Here are the specifics:
General bill overview:
- $825 billion total, $275 billion for tax relief and $550 for public investment
- “In many instances funds are distributed through existing formulas to programs with proven track records and accountability measures already in place.”
- “How funds are spent, all announcements of contract and grant competitions and awards, and formula grant allocations must be posted on a special website created by the President. Program managers will also be listed so the public knows who to hold accountable.”
- “There are no earmarks in this package.”
Transportation: “Modernize Roads, Bridges, Transit and Waterways: To build a 21st century economy, we must engage contractors across the nation to create jobs rebuilding our crumbling roads, and bridges, modernize public buildings, and put people to work cleaning our air, water and land.”
- $30 billion for highway construction: “Highway Infrastructure: $30 billion for highway and bridge construction projects. It is estimated that states have over 5,100 projects totaling over $64 billion that could be awarded within 180 days. These projects create jobs in the short term while saving commuters time and money in the long term. In 2006, the Department of Transportation estimated $8.5 billion was needed to maintain current systems and $61.4 billion was needed to improve highways and bridges.”

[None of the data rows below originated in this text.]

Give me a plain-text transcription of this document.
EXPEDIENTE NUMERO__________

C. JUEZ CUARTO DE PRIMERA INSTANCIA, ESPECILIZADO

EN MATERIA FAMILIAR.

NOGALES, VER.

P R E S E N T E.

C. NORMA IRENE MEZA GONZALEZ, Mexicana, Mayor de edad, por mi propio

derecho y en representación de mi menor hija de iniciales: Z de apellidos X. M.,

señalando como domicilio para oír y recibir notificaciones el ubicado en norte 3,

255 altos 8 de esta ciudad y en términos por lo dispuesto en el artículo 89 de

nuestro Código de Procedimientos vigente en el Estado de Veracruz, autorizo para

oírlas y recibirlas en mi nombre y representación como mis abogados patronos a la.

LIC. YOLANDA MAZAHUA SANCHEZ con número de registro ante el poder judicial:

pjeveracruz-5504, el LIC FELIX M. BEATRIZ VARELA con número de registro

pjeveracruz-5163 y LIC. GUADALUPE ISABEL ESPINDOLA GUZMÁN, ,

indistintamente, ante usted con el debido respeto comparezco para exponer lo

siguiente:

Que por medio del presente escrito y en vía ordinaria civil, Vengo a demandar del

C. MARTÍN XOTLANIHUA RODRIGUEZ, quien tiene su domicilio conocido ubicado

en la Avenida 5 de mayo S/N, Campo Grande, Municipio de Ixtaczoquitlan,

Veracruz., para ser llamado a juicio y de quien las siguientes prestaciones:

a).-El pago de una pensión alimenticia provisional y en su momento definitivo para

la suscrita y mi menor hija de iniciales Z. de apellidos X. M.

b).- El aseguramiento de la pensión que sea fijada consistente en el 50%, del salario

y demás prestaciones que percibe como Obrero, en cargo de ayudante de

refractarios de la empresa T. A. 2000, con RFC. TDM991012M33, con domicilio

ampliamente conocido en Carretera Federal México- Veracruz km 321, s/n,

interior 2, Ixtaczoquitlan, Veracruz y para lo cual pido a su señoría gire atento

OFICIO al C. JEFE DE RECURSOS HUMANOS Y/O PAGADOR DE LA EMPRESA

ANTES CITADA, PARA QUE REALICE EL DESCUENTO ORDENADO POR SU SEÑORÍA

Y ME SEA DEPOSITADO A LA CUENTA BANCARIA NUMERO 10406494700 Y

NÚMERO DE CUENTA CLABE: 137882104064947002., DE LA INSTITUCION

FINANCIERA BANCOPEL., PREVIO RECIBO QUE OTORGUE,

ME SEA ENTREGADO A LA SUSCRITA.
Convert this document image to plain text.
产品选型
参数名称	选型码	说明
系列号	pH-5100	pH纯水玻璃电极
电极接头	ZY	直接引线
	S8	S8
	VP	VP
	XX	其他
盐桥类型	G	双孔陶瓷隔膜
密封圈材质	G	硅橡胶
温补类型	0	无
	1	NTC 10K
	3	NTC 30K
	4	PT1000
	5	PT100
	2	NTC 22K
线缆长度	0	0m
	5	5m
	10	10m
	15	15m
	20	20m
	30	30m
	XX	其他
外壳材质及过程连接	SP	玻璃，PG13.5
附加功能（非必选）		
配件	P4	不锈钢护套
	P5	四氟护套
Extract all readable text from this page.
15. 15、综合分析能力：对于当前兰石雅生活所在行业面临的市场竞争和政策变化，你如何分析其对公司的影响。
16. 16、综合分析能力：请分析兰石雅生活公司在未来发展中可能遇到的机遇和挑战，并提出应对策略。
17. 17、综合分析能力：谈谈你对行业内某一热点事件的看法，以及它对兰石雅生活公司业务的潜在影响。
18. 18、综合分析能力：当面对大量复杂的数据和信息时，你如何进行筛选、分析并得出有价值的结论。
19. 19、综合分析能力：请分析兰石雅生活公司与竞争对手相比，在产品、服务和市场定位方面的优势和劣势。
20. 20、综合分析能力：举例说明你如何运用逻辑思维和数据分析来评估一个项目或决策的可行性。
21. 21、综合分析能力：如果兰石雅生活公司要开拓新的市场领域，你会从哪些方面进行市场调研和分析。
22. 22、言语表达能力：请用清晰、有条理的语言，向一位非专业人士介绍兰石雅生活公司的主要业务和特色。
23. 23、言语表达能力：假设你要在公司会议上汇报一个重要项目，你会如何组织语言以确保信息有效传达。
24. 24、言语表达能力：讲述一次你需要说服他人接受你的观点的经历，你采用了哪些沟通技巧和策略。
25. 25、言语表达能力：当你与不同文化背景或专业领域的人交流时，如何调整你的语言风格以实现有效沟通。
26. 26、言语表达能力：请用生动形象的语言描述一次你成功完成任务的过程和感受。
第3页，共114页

- $31 billion to modernize federal and other public infrastructure with investments that lead to long term energy cost savings
- $19 billion for clean water, flood control, and environmental restoration investments
- $10 billion for transit and rail to reduce traffic congestion and gas consumption:
- New Construction: $1 billion for Capital Investment Grants for new commuter rail or other light rail systems to increase public use of mass transit and to speed projects already in construction. The Federal Transit Administration has $2.4 billion in pre-approved projects
- Upgrades and Repair: $2 billion to modernize existing transit systems, including renovations to stations, security systems, computers, equipment, structures, signals, and communications. Funds will be distributed through the existing formula. The repair backlog is nearly $50 billion
- Transit Capital Assistance: $6 billion to purchase buses and equipment needed to increase public transportation and improve intermodal and transit facilities. The Department of Transportation estimates a $3.2 billion maintenance backlog and $9.2 billion in needed improvements. The American Public Transportation Association identified 787 ready-to-go transit projects totaling $15.5 billion. Funds will be distributed through the existing formulas
- Amtrak and Intercity Passenger Rail Construction Grants: $1.1 billion to improve the speed and capacity of intercity passenger rail service. The Department of Transportation’s Inspector General estimates the North East Corridor alone has a backlog of over $10 billion.”
State Education and Other Budget Priorities:
- “$120 billion to states and school districts to stabilize budgets and prevent tax increases and deep cuts to critical education programs, including…
- $79 billion in state fiscal relief, including: $39 billion to local school districts and public colleges and universities distributed through existing state and federal formulas; $15 billion to states as bonus grants as a reward for meeting key performance measures; and $25 billion to states for other high priority needs such as public safety and other critical services, which may include education.